Molti, sia tra i miei allievi di yoga che tra i clienti nei percorsi di counseling, sono affascinati da questo insegnamento e allo stesso tempo lo temono o dichiarano molta difficoltà nel metterlo in pratica.
Mi rendo conto sempre di più di come in realtà spesso venga frainteso.
Ad esempio poco tempo fà una mia studentessa alla fine della classe di yoga-mindfulness mi dice che durante tutta la pratica ha trovato molta difficoltà nel lasciar andare una sensazione di costrizione nel petto dovuta ad un emozione di rabbia.
Rimango un po’ perplesso, ed esplorando insieme mi accorgo che ha confuso il “lasciar andare” con il respingere, il cercare di sbarazzarsi di qualcosa.
La sua fatica e il suo sforzo derivavano dal tentativo ricorrente durante tutta la pratica di mandar via quella sensazione spiacevole. Mentre cercava di sbarazzarsene pensava di star praticando il lasciar andare senza però riuscirci.
Credo che questo sia un errore molto comune in cui possono facilmente imbattersi anche praticanti più esperti.

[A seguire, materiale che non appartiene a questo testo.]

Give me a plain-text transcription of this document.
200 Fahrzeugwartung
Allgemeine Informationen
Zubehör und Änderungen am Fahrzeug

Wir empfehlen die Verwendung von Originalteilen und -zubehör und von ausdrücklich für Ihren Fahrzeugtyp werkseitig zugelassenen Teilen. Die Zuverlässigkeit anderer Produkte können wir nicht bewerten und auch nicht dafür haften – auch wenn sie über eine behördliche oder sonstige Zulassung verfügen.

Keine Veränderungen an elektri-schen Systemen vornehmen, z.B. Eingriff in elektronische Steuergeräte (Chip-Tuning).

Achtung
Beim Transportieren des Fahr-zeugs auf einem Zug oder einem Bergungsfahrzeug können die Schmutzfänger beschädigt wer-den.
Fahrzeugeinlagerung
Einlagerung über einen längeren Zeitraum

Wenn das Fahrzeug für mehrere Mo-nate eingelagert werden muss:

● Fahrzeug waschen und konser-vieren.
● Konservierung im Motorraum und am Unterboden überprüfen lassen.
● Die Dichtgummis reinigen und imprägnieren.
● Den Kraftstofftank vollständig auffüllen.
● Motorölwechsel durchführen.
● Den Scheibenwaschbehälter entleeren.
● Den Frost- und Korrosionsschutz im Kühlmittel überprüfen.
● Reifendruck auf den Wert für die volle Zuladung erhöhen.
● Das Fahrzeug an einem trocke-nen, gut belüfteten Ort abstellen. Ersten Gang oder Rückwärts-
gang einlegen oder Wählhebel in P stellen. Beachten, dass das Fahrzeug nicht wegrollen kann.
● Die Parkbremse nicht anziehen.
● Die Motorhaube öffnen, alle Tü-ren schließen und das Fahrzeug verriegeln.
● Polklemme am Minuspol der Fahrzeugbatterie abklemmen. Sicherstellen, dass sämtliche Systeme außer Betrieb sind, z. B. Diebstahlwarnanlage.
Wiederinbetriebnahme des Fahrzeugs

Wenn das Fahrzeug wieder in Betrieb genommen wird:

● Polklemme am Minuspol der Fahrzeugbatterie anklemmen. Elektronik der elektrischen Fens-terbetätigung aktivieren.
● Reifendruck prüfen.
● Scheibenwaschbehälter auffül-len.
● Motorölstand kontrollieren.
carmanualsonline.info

Si può confondere il lasciar andare, che è qualcosa che accade quando non c’è lo sforzo di trattenere un esperienza, come una mano che si apre quando smettiamo di contrarla, con lo sforzo attivo e generante tensione innescato dal cercare di liberarsi di qualcosa di spiacevole.
In questo modo inganniamo noi stessi usando il discorso spirituale;
ci raccontiamo che ci stiamo impegnando a lasciar andare, quindi pensiamo che la nostra intenzione sia corretta;
siamo dei bravi praticanti che si sforzano giustamente, ..e più mi sforzo e più
non ci riesco.. però almeno sono un praticante sempre più volenteroso..
Quando dici che lasciar andare è difficile, in molti casi non si tratta veramente
di lasciar andare, ma è il tentativo di camuffare qualcosa di molto più
basilare e allo stesso tempo sfuggente, e cioè l’avversione nei confronti dello
spiacevole ed il tentativo di eliminarlo.
Ovviamente in questi casi non si può che inscenare una lotta che sicuramente rafforzerà il ciò di cui vogliamo liberarci
Questo modo di lasciar andare inoltre non funziona per altri due motivi:
primo perché da un lato non è un vero lasciar andare, e secondo perché si vuole lasciar andare prima di aver fatto un esperienza piena di quell’emozione, sensazione, sentimento, ecc..
(Se vuoi approfondire l’argomento, puoi trovare altri spunti sulla pratica del “lasciar andare” qui)
Quello che è necessario comprendere è che non possiamo lasciar andare qualcosa di cui non facciamo pienamente esperienza.
Non possiamo lasciare un luogo che non abbiamo attraversato.
Non possiamo lasciar andare qualcosa senza prima averlo sentito pienamente.
Quindi possiamo riassumere sinteticamente così la pratica corretta:
“Prima sentire, poi lasciar andare”.
Dove quel sentire non è un sentire fugace prima di scansare, ma qualcosa che può anche durare molto a lungo, significa immergersi pienamente nell’esperienza, anche se difficile o spiacevole, viverla pienamente, lasciarla entrare nella carne, lasciarla muovere espandersi al proprio interno, essere intimi con essa.
Possiamo dire ancora meglio:
“prima sentire, poi sentire, poi sentire, poi ancora sentire, sentire, sentire……poi lasciar andare”
Arnoud Desjardin dice qualcosa di simile in “Aldilà dell’Io” quando afferma che
il vero jnana yoga (lo yoga della conoscenza) consista sostanzialmente in
questo: conoscere l’emozione direttamente.
Questa forma di conoscenza per intimità e adesione diretta, è di gran lunga più
importante della conoscenza dei testi sacri e degli insegnamenti filosofici.
Conoscenza diretta dell’esperienza in atto senza filtri concettuali o
scappatoie spirituali.
Solo dopo questo “conoscere” può avvenire il lasciar andare, anzi probabilmente
avverrà quasi naturalmente senza sforzo, come processo naturale di estinzione
dei fenomeni.
Prima sentire, sentire a lungo e in profondità. Divenire
intimi con l’esperienza in atto.
Solo dopo, ma molto dopo, lasciar andare.